Protests in Egypt kept traders on edge this morning, but yesterday's losses in Saudi Arabia failed to rattle the UAE's markets.
Following a busy trading session, the Abu Dhabi Securities Market General Index rose 0.49 per cent to 2599.34, while the Dubai Financial Market General Index rallied 0.61 per cent to 1543.76, having missed out on a rebound yesterday.
Oil also rose to $100.05 a barrel, its highest level since October 2008, as traders anxiously watched for news on the Suez canal, one of the world's largest conduits of container vessels.
DP World was one of the day's biggest losers, sinking 4.13 per cent to 60 cents per share on the Nasdaq Dubai.
The world's fourth-largest ports operator closed its Sokhna port in Egypt yesterday as a "precautionary measure".
Yazan Abdeen, a fund manager at ING, said:
"What's happening is dependent on money flows into the region and expectations of the direction of money flow into the region."

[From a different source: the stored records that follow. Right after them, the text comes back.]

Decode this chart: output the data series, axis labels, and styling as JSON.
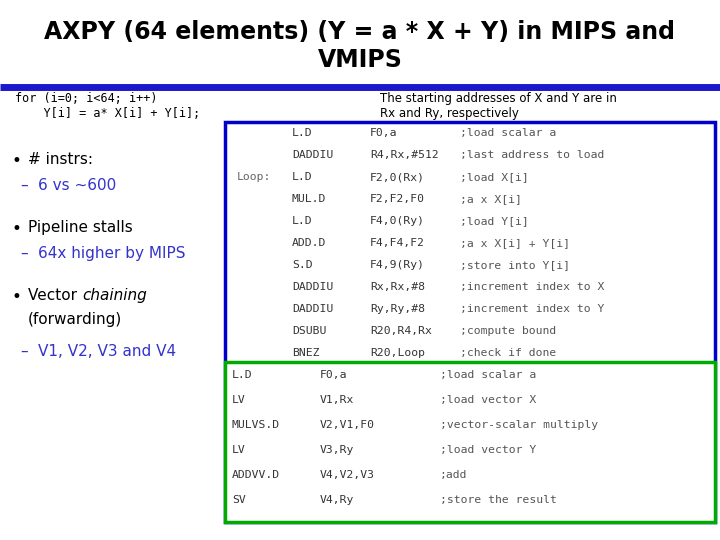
{
  "title_line1": "AXPY (64 elements) (Y = a * X + Y) in MIPS and",
  "title_line2": "VMIPS",
  "bg_color": "#ffffff",
  "divider_color": "#1a1acc",
  "mips_box_color": "#0000cc",
  "vmips_box_color": "#00aa00",
  "bullet_color": "#000000",
  "sub_color": "#3333cc",
  "code_color": "#333333",
  "comment_color": "#555555",
  "mips_code": [
    [
      "",
      "L.D",
      "F0,a",
      ";load scalar a"
    ],
    [
      "",
      "DADDIU",
      "R4,Rx,#512",
      ";last address to load"
    ],
    [
      "Loop:",
      "L.D",
      "F2,0(Rx)",
      ";load X[i]"
    ],
    [
      "",
      "MUL.D",
      "F2,F2,F0",
      ";a x X[i]"
    ],
    [
      "",
      "L.D",
      "F4,0(Ry)",
      ";load Y[i]"
    ],
    [
      "",
      "ADD.D",
      "F4,F4,F2",
      ";a x X[i] + Y[i]"
    ],
    [
      "",
      "S.D",
      "F4,9(Ry)",
      ";store into Y[i]"
    ],
    [
      "",
      "DADDIU",
      "Rx,Rx,#8",
      ";increment index to X"
    ],
    [
      "",
      "DADDIU",
      "Ry,Ry,#8",
      ";increment index to Y"
    ],
    [
      "",
      "DSUBU",
      "R20,R4,Rx",
      ";compute bound"
    ],
    [
      "",
      "BNEZ",
      "R20,Loop",
      ";check if done"
    ]
  ],
  "vmips_code": [
    [
      "L.D",
      "F0,a",
      ";load scalar a"
    ],
    [
      "LV",
      "V1,Rx",
      ";load vector X"
    ],
    [
      "MULVS.D",
      "V2,V1,F0",
      ";vector-scalar multiply"
    ],
    [
      "LV",
      "V3,Ry",
      ";load vector Y"
    ],
    [
      "ADDVV.D",
      "V4,V2,V3",
      ";add"
    ],
    [
      "SV",
      "V4,Ry",
      ";store the result"
    ]
  ]
}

"A lot of institutions are selling because of fears of redemptions, as a result of derisking in the region because of what's happening in Egypt."
That was leaving markets looking choppy, with some Egypt-exposed companies, such as Dana Gas, UNB and Aramex, suffering more than others.
Egyptian stock markets will remain closed for the rest of the week and will decide whether to open on a day-by-day basis, an exchange spokesman told Bloomberg.